If the council votes to undo the ordinance, no pot shops would be allowed anywhere in Napa. That would leave yet another municipality, one of hundreds, with no legitimate outlet for MMJ patients in need of their medicine.
The motivation for the likely repeal seems to be a panicked reading of federal law and intentions. Medical weed has been legal under California marijuana law since 1996 but remains illegal under federal law.
The Obama administration, in particular the DEA and various U.S. attorneys, have long targeted California and its often-chaotic MMJ scene with crackdowns. This has led some local leaders to fear they might get caught in the middle by facilitating an illegal activity.

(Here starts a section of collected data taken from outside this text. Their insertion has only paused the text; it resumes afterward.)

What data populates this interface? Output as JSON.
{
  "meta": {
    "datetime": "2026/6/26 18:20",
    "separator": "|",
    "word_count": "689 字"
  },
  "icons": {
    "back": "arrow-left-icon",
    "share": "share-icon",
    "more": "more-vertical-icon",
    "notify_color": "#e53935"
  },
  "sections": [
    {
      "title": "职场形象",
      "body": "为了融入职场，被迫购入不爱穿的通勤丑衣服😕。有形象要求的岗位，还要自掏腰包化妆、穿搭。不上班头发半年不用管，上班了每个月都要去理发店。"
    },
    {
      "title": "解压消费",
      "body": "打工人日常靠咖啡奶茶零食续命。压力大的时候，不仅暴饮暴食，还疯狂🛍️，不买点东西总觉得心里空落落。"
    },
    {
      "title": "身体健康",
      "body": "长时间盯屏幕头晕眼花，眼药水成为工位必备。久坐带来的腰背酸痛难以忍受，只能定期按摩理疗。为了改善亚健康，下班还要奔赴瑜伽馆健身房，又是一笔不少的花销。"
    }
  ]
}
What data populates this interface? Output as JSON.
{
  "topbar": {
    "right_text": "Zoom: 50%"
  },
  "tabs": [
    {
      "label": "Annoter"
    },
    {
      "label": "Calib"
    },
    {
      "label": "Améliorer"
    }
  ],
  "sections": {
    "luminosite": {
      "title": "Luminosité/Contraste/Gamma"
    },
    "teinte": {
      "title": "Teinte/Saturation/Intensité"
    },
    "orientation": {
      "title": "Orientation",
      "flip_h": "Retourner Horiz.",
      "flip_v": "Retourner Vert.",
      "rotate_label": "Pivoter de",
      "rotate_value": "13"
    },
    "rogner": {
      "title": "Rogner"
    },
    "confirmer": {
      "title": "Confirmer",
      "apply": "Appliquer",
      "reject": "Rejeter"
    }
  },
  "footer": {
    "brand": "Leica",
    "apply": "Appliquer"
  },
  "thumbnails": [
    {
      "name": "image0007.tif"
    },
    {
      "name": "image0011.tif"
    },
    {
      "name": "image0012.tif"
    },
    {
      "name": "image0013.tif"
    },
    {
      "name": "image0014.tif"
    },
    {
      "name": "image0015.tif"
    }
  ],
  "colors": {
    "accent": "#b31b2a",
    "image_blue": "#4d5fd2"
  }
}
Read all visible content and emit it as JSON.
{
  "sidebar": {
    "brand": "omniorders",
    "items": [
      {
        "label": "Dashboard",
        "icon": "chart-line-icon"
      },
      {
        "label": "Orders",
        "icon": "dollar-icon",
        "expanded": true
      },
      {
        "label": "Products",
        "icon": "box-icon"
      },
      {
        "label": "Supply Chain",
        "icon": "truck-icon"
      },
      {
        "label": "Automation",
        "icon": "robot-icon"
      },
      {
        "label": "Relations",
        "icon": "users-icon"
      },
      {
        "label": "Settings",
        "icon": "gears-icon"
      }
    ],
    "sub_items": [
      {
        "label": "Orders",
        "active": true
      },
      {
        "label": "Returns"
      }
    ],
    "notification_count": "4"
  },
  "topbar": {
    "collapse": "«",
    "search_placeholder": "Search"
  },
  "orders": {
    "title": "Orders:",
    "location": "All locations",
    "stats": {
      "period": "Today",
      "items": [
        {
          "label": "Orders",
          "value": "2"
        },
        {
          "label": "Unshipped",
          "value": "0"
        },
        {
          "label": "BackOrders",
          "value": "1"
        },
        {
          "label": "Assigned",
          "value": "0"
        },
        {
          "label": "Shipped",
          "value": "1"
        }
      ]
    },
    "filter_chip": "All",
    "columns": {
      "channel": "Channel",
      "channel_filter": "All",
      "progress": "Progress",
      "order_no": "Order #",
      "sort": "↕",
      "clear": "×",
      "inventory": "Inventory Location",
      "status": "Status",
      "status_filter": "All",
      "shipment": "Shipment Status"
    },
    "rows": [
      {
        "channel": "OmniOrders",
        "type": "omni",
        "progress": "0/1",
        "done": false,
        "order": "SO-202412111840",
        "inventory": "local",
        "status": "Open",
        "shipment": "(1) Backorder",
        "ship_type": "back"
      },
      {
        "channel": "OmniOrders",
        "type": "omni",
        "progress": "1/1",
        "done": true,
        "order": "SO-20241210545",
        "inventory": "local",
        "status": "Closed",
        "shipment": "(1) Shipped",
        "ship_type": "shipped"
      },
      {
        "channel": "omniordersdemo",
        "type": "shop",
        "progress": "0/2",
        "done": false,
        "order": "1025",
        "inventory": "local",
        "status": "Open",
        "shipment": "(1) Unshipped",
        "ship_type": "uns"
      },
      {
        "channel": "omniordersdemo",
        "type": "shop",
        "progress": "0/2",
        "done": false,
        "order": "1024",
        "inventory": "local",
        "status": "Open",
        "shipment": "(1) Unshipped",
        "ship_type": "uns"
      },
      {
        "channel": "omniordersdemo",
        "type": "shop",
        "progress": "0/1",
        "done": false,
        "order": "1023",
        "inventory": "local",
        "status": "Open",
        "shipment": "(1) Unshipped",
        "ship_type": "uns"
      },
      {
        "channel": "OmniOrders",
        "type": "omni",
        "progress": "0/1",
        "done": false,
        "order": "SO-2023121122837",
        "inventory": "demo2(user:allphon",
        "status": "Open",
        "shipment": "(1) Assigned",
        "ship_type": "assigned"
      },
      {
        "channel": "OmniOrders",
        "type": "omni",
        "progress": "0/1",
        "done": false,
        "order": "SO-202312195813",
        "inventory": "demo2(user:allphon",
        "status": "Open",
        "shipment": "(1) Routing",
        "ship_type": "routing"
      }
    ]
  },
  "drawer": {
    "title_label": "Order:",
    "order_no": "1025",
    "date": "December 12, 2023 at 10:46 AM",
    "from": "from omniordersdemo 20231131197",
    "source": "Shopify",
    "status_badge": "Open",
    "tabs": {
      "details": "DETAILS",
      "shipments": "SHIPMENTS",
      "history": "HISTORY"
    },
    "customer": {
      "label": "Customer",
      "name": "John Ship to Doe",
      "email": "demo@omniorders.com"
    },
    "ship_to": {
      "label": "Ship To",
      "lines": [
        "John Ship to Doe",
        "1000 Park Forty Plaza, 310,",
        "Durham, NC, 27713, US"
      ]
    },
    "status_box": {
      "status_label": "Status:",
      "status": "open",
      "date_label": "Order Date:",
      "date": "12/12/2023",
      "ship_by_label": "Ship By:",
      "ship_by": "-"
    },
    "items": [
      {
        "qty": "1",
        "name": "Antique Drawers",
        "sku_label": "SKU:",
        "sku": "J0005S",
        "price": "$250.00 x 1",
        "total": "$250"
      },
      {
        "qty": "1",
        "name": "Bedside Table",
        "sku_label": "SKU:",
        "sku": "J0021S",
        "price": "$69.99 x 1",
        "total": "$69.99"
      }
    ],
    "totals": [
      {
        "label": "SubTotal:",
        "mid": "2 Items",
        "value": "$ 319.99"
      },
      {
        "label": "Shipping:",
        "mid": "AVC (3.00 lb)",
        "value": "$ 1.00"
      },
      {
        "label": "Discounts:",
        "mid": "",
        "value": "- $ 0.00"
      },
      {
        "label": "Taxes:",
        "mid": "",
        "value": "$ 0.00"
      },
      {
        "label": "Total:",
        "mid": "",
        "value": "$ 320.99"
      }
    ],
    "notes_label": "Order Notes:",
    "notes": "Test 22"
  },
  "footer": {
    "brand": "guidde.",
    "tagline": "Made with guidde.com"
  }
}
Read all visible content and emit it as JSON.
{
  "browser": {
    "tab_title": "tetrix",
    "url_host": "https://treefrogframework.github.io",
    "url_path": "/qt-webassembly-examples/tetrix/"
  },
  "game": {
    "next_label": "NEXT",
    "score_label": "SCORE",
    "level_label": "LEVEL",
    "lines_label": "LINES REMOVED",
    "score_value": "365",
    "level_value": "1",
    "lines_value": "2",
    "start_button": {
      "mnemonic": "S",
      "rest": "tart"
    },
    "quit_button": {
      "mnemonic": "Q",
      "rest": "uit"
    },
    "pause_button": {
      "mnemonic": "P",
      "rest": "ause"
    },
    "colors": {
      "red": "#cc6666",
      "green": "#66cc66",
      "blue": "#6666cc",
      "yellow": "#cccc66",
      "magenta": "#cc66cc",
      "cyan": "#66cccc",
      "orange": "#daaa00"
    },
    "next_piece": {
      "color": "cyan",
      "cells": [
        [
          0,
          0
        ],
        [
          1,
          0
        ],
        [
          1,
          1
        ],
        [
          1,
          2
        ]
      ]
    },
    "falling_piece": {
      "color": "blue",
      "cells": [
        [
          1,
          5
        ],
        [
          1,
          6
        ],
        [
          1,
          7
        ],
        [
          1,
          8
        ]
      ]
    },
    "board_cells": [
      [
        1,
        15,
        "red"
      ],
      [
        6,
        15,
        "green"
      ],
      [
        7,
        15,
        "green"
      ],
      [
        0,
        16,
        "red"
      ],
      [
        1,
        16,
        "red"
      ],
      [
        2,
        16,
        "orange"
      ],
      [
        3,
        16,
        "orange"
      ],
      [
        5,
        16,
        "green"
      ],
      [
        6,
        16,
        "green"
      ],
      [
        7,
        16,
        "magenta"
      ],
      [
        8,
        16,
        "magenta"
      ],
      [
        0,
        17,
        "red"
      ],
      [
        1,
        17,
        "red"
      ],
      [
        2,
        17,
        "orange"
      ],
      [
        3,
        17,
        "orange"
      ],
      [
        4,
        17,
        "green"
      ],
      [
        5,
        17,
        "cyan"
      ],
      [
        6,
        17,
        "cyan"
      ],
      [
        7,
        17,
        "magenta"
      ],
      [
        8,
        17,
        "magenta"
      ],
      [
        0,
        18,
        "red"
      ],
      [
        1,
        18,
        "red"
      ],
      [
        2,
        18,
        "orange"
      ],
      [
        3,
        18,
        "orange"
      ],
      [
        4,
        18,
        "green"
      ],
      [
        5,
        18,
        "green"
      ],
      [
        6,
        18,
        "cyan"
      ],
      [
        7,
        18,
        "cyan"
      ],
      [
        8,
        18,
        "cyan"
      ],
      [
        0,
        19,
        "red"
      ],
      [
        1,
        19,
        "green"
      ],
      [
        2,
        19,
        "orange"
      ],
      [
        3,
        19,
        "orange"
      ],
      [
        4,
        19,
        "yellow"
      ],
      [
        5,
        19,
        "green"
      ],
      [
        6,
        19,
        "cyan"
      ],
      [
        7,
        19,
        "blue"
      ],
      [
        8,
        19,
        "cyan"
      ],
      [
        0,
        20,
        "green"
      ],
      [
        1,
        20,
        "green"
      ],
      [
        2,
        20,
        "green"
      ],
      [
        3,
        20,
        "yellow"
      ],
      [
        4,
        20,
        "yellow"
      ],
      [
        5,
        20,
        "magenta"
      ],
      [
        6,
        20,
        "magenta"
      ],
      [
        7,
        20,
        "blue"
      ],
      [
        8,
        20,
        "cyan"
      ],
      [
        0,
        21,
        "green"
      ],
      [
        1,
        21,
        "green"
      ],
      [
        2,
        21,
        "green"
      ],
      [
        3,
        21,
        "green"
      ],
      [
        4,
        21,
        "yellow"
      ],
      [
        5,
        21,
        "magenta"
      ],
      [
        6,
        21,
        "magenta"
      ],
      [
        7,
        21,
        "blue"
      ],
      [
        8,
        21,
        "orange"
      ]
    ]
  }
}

But that’s extremely unlikely, if history and the statements of the Department of Justice are any guide. Federal prosecutors have yet to go after a single government official for enacting and enforcing state marijuana laws. And the DOJ announced in August it won’t interfere with states that legalize weed as long as they meet certain federal priorities such as keeping it away from kids and stemming drug violence.
Nonetheless, the city council voted 4-1 in August to start the repeal process, saying they want to avoid federal prosecution. Members asked the planning commission to make a recommendation on a final repeal vote.
The commission was split, but the majority said the city needs to stick to its principles.
Commission Gordon Huether said he wouldn’t back a repeal vote “in a million years.” The city, he said, needs to “show some backbone” and “do the right thing.”
“I don’t know why we’re here,” Huether said. “I think it’s foolish and shameful that we’re even talking about repealing it. . . . The feds are not going to come after us, and if they did, why don’t we deal with it then? We’ll repeal it then.”
The City of Napa spent about $100,000 developing the MMJ ordinance. Deputy City Attorney Peter Spore told commissioners the city could be sued over it, like Long Beach was. That case led Long Beach officials to ban dispensaries outright until this fall.
Commissioner Tom Trzesniewski, who voted in favor of repeal, said the city’s legal exposure is more important than patient needs.
“Our city attorney asked us to repeal this ordinance,” Trzesniewski said. “We’re not here to be compassionate; we’re here to protect the city.”